Nach rund 90 Minuten geht die Session dann zu Ende, und (vor allem) mein Neffe und ich sind um eine Story reicher. Anschließend ging es noch für ein paar Bier in die Trigon-Stammkneipe, wohin auch noch "Vorortmanager" Olaf dazu kam (und der mit seinem Witz besonders den Jüngsten der Runde imponierte). So klang dieser gemütliche und auf seine eigene Art und Weise urige Abend dann ganz schnell aus. Ohne es bisher "einem Trigon" gesagt zu haben, habe ich mir fest vorgenommen, wieder einmal an einer Jamsession teil zu nehmen. Welch liebevolle Einrichtung. Und dann werde ich mir "Interstellar overdrive" wünschen, auch das steht heute schon fest. Eine Woche nach der Jamsession konnte sich Rainer beim Liquid Vision-Auftritt in Aschaffenburg bereits davon überzeugen, welche Live-Aura dieser Song heute noch, selbst als Coverversion, hat.
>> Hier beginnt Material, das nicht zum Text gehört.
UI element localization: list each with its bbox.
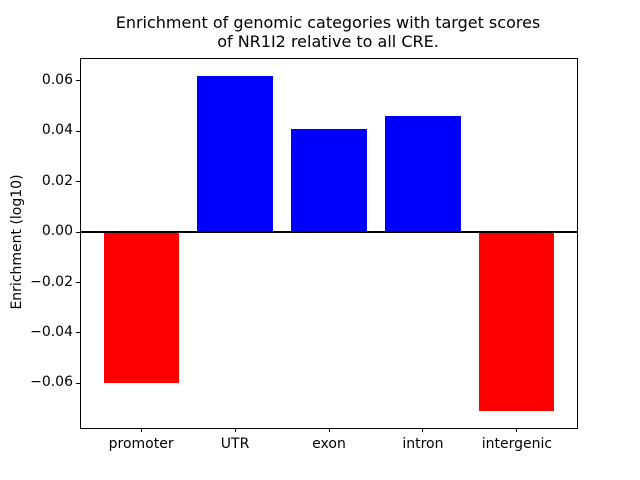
y-tick-−0.04 [76,332,80,334]
x-tick-UTR [234,428,236,432]
y-tick-label-0.02: 0.02 [41,172,73,189]
bar-intergenic [479,232,555,412]
plot-area: promoter UTR exon intron intergenic 0.06 0.04 0… [30,58,578,452]
zero-line [81,231,577,234]
y-tick-−0.06 [76,382,80,384]
x-tick-label-exon: exon [312,436,346,452]
y-tick-label-0.06: 0.06 [41,71,73,88]
x-tick-label-intron: intron [402,436,444,452]
x-tick-label-UTR: UTR [220,436,250,452]
x-tick-label-intergenic: intergenic [481,436,553,452]
y-tick-label-−0.02: −0.02 [30,273,73,290]
y-tick-label-−0.04: −0.04 [30,323,73,340]
y-tick-0.02 [76,181,80,183]
y-tick-0.04 [76,130,80,132]
x-tick-label-promoter: promoter [108,436,174,452]
bar-exon [291,128,367,233]
y-tick-−0.02 [76,282,80,284]
y-tick-label-−0.06: −0.06 [30,374,73,391]
bar-intron [385,116,461,233]
x-tick-promoter [140,428,142,432]
chart-title-line-2: of NR1I2 relative to all CRE. [217,32,439,51]
y-tick-0.00 [76,231,80,233]
y-tick-label-0.00: 0.00 [41,223,73,240]
chart-title: Enrichment of genomic categories with ta… [80,13,576,51]
chart-title-line-1: Enrichment of genomic categories with ta… [115,13,541,32]
bar-UTR [197,75,273,233]
bar-promoter [103,232,179,384]
x-tick-exon [328,428,330,432]
y-tick-label-0.04: 0.04 [41,122,73,139]
x-tick-intron [422,428,424,432]
x-tick-intergenic [516,428,518,432]
y-tick-0.06 [76,80,80,82]
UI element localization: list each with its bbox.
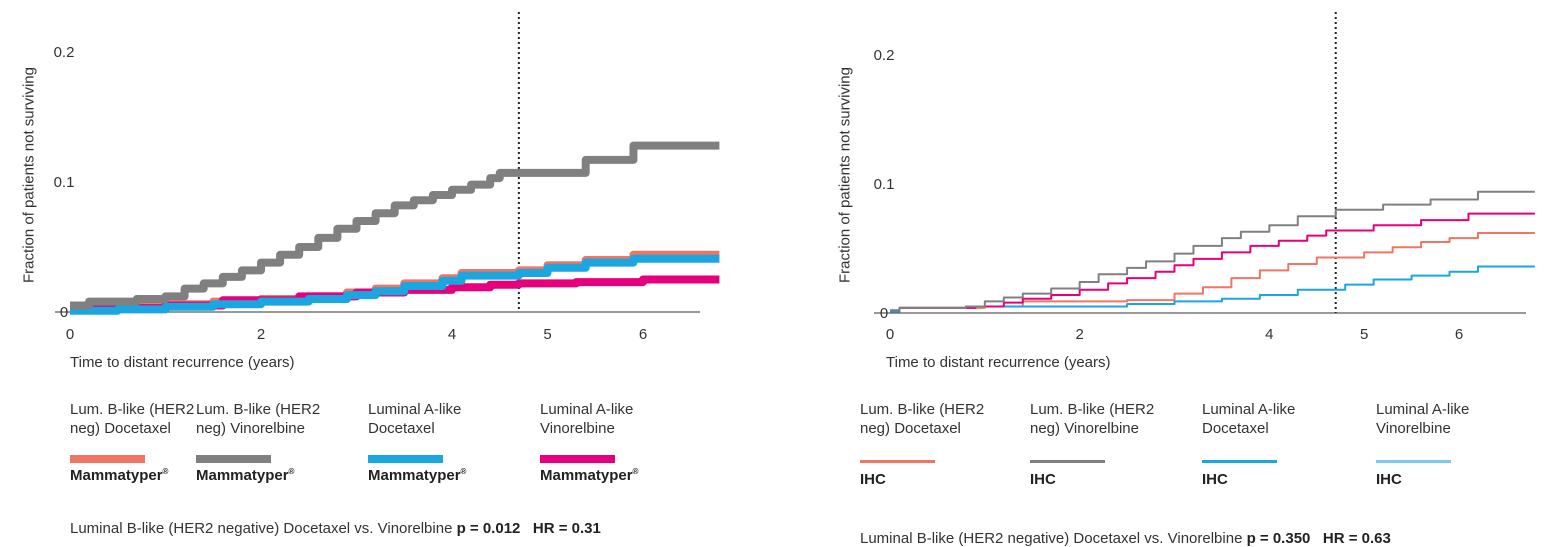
legend-swatch xyxy=(368,455,443,463)
legend-swatch xyxy=(1030,460,1105,463)
x-tick-label: 2 xyxy=(257,326,265,343)
y-tick-label: 0.2 xyxy=(874,47,895,64)
y-tick-label: 0.1 xyxy=(874,176,895,193)
y-axis-label-container: Fraction of patients not surviving xyxy=(19,40,39,310)
stats-text: Luminal B-like (HER2 negative) Docetaxel… xyxy=(860,530,1243,547)
x-axis-label: Time to distant recurrence (years) xyxy=(886,354,1111,371)
legend-label: Lum. B-like (HER2 neg) Vinorelbine xyxy=(196,401,321,437)
x-tick-label: 4 xyxy=(1265,326,1273,343)
method-name: IHC xyxy=(1376,471,1402,488)
series-line xyxy=(70,254,720,315)
legend-method: IHC xyxy=(1202,471,1327,488)
legend-swatch xyxy=(1376,460,1451,463)
legend-item: Luminal A-like Docetaxel Mammatyper® xyxy=(368,400,493,484)
legend-item: Lum. B-like (HER2 neg) Vinorelbine IHC xyxy=(1030,400,1155,488)
x-axis-label: Time to distant recurrence (years) xyxy=(70,354,295,371)
p-value: p = 0.012 xyxy=(456,520,521,537)
stats-text: Luminal B-like (HER2 negative) Docetaxel… xyxy=(70,520,453,537)
method-name: Mammatyper xyxy=(540,467,633,484)
series-line xyxy=(890,212,1535,312)
stats-line: Luminal B-like (HER2 negative) Docetaxel… xyxy=(860,530,1391,547)
registered-mark: ® xyxy=(288,467,295,476)
legend-method: IHC xyxy=(1376,471,1501,488)
x-tick-label: 5 xyxy=(1360,326,1368,343)
x-tick-label: 5 xyxy=(543,326,551,343)
series-line xyxy=(70,141,720,310)
hazard-ratio: HR = 0.31 xyxy=(532,520,601,537)
x-tick-label: 4 xyxy=(448,326,456,343)
legend-label: Luminal A-like Vinorelbine xyxy=(1376,401,1470,437)
legend-item: Luminal A-like Vinorelbine Mammatyper® xyxy=(540,400,665,484)
chart-panel-ihc: 0 2 4 5 6 0 0.1 0.2 Fraction of patients not su… xyxy=(816,0,1549,547)
x-tick-label: 2 xyxy=(1075,326,1083,343)
legend-label: Luminal A-like Vinorelbine xyxy=(540,401,634,437)
method-name: IHC xyxy=(1030,471,1056,488)
y-tick-label: 0.1 xyxy=(54,174,75,191)
series-line xyxy=(890,190,1535,312)
registered-mark: ® xyxy=(162,467,169,476)
y-tick-label: 0 xyxy=(60,304,68,321)
legend-swatch xyxy=(860,460,935,463)
legend-method: Mammatyper® xyxy=(540,467,665,484)
legend-method: IHC xyxy=(860,471,985,488)
p-value: p = 0.350 xyxy=(1246,530,1311,547)
method-name: Mammatyper xyxy=(196,467,289,484)
registered-mark: ® xyxy=(632,467,639,476)
legend-swatch xyxy=(540,455,615,463)
survival-plot: 0 2 4 5 6 0 0.1 0.2 xyxy=(54,12,720,343)
hazard-ratio: HR = 0.63 xyxy=(1322,530,1391,547)
method-name: Mammatyper xyxy=(70,467,163,484)
series-line xyxy=(890,265,1535,313)
legend-item: Lum. B-like (HER2 neg) Docetaxel IHC xyxy=(860,400,985,488)
method-name: IHC xyxy=(1202,471,1228,488)
legend-label: Luminal A-like Docetaxel xyxy=(1202,401,1296,437)
y-axis-label: Fraction of patients not surviving xyxy=(20,67,38,283)
y-axis-label-container: Fraction of patients not surviving xyxy=(835,40,855,310)
legend-label: Luminal A-like Docetaxel xyxy=(368,401,462,437)
legend-item: Luminal A-like Vinorelbine IHC xyxy=(1376,400,1501,488)
legend-swatch xyxy=(196,455,271,463)
legend-label: Lum. B-like (HER2 neg) Docetaxel xyxy=(70,401,195,437)
legend-method: IHC xyxy=(1030,471,1155,488)
survival-plot: 0 2 4 5 6 0 0.1 0.2 xyxy=(874,12,1535,343)
legend-swatch xyxy=(1202,460,1277,463)
chart-panel-mammatyper: 0 2 4 5 6 0 0.1 0.2 Fraction of patients not su… xyxy=(0,0,760,545)
y-tick-label: 0.2 xyxy=(54,44,75,61)
legend-swatch xyxy=(70,455,145,463)
legend-method: Mammatyper® xyxy=(196,467,321,484)
x-tick-label: 0 xyxy=(886,326,894,343)
legend-method: Mammatyper® xyxy=(70,467,195,484)
stats-line: Luminal B-like (HER2 negative) Docetaxel… xyxy=(70,520,601,537)
legend-label: Lum. B-like (HER2 neg) Docetaxel xyxy=(860,401,985,437)
series-line xyxy=(890,232,1535,312)
legend-item: Lum. B-like (HER2 neg) Docetaxel Mammaty… xyxy=(70,400,195,484)
legend-method: Mammatyper® xyxy=(368,467,493,484)
x-tick-label: 0 xyxy=(66,326,74,343)
registered-mark: ® xyxy=(460,467,467,476)
y-tick-label: 0 xyxy=(880,305,888,322)
x-tick-label: 6 xyxy=(1455,326,1463,343)
method-name: Mammatyper xyxy=(368,467,461,484)
x-tick-label: 6 xyxy=(639,326,647,343)
legend-item: Lum. B-like (HER2 neg) Vinorelbine Mamma… xyxy=(196,400,321,484)
method-name: IHC xyxy=(860,471,886,488)
legend-item: Luminal A-like Docetaxel IHC xyxy=(1202,400,1327,488)
y-axis-label: Fraction of patients not surviving xyxy=(836,67,854,283)
legend-label: Lum. B-like (HER2 neg) Vinorelbine xyxy=(1030,401,1155,437)
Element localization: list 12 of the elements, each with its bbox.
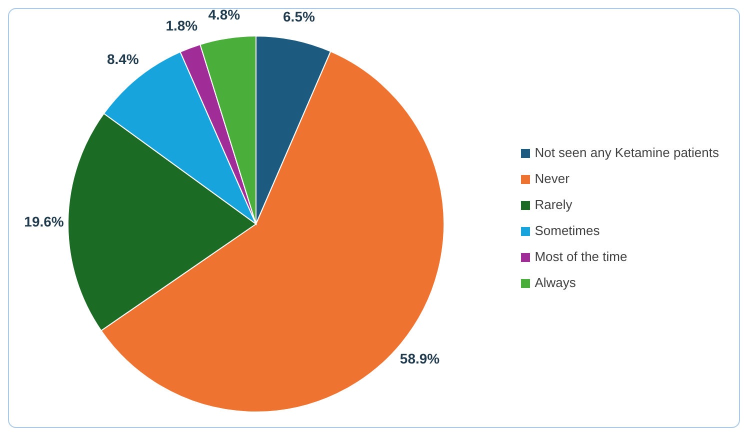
data-label: 8.4%: [106, 50, 140, 67]
legend-label: Sometimes: [534, 222, 600, 240]
data-label: 4.8%: [208, 6, 241, 22]
data-label: 58.9%: [400, 350, 440, 367]
legend-label: Rarely: [534, 196, 572, 214]
legend-label: Never: [534, 170, 570, 188]
legend-label: Not seen any Ketamine patients: [534, 144, 719, 162]
legend-label: Always: [534, 274, 576, 292]
data-label: 6.5%: [283, 8, 316, 24]
legend-label: Most of the time: [534, 248, 628, 266]
data-label: 19.6%: [24, 213, 64, 230]
data-label: 1.8%: [166, 17, 198, 34]
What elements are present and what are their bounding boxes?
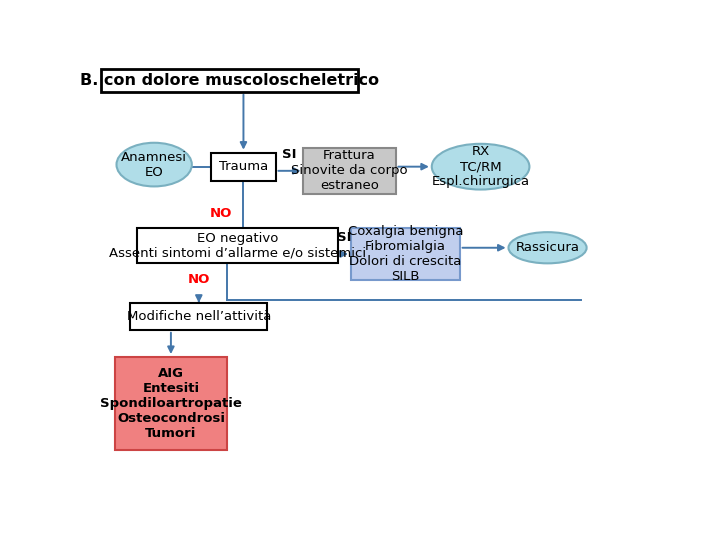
FancyBboxPatch shape — [212, 152, 276, 181]
Text: SI: SI — [338, 231, 352, 244]
Ellipse shape — [508, 232, 587, 264]
Text: Coxalgia benigna
Fibromialgia
Dolori di crescita
SILB: Coxalgia benigna Fibromialgia Dolori di … — [348, 225, 463, 283]
FancyBboxPatch shape — [101, 69, 358, 92]
Text: EO negativo
Assenti sintomi d’allarme e/o sistemici: EO negativo Assenti sintomi d’allarme e/… — [109, 232, 366, 260]
Text: RX
TC/RM
Espl.chirurgica: RX TC/RM Espl.chirurgica — [431, 145, 530, 188]
Text: Anamnesi
EO: Anamnesi EO — [121, 151, 187, 179]
Text: Rassicura: Rassicura — [516, 241, 580, 254]
FancyBboxPatch shape — [138, 228, 338, 264]
Text: AIG
Entesiti
Spondiloartropatie
Osteocondrosi
Tumori: AIG Entesiti Spondiloartropatie Osteocon… — [100, 367, 242, 440]
Ellipse shape — [117, 143, 192, 186]
Text: NO: NO — [210, 207, 233, 220]
Text: Trauma: Trauma — [219, 160, 268, 173]
FancyBboxPatch shape — [351, 228, 459, 280]
Text: Frattura
Sinovite da corpo
estraneo: Frattura Sinovite da corpo estraneo — [291, 150, 408, 192]
Text: SI: SI — [282, 148, 297, 161]
FancyBboxPatch shape — [115, 357, 227, 450]
Text: NO: NO — [188, 273, 210, 287]
Text: Modifiche nell’attività: Modifiche nell’attività — [127, 310, 271, 323]
FancyBboxPatch shape — [303, 148, 395, 194]
Ellipse shape — [432, 144, 529, 190]
FancyBboxPatch shape — [130, 303, 267, 330]
Text: B. con dolore muscoloscheletrico: B. con dolore muscoloscheletrico — [80, 73, 379, 88]
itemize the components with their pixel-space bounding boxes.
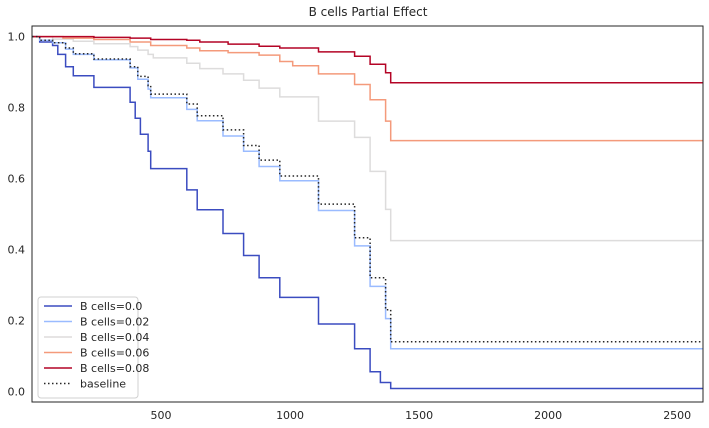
legend-label: B cells=0.08 [80,362,149,375]
legend-label: B cells=0.06 [80,347,149,360]
y-tick-label: 0.8 [8,102,26,115]
legend-label: B cells=0.0 [80,300,142,313]
x-tick-label: 2000 [534,409,562,422]
series-line-1 [32,35,703,390]
x-tick-label: 1000 [276,409,304,422]
legend-label: B cells=0.02 [80,316,149,329]
x-tick-label: 2500 [663,409,691,422]
series-line-5 [32,35,703,84]
series-layer [32,35,703,390]
y-tick-label: 0.2 [8,314,26,327]
legend-label: baseline [80,378,126,391]
legend-label: B cells=0.04 [80,331,149,344]
legend: B cells=0.0 B cells=0.02 B cells=0.04 B cel… [37,296,149,399]
y-tick-label: 1.0 [8,31,26,44]
y-tick-label: 0.6 [8,173,26,186]
y-tick-label: 0.4 [8,243,26,256]
x-tick-label: 500 [151,409,172,422]
series-line-3 [32,35,703,242]
y-tick-label: 0.0 [8,385,26,398]
series-line-4 [32,35,703,142]
x-tick-label: 1500 [405,409,433,422]
x-axis: 500 1000 1500 2000 2500 [151,409,692,422]
plot-frame [31,25,704,403]
y-axis: 0.0 0.2 0.4 0.6 0.8 1.0 [8,31,26,399]
chart-title: B cells Partial Effect [309,5,428,19]
series-line-2 [32,35,703,350]
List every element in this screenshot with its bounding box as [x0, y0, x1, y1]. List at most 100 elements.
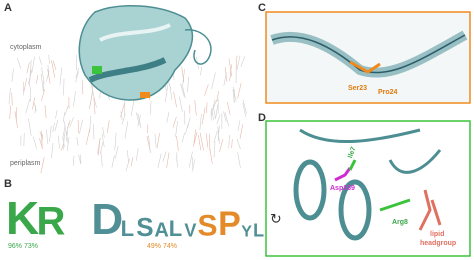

Interesse an einer Trigon-Jamsession bekommen? Infos dazu, sowie zu den bereits 20(!) veröffentlichten CDs gibt es unter der Trigon-Homepage (siehe "Die Linke Seite" xyz). Natürlich ist es für den Leser schwer, aus dieser Fülle an CDs den richtigen Anfang zu finden. Meine subjektiven Tipps hierzu: Falls euch die beigelegte CD einigermaßen gefällt, fangt mit "Unbeschränkte Haftung" (schönes Cover!) oder mit "Heizen" an. Sind momentan meine liebsten Platten von Trigon.

"... da war ich auf so einem Trashmetal-Festival, und fing an, mein Drum-Soundcheck zu machen. Da kommt doch einer daher und meinte, ich solle nicht so laut machen, weil der am Mischpult einen Herzfehler hat" - Daniel Beckmann, Trigon-Drummer, am 02.11.02 nach der Jamsession.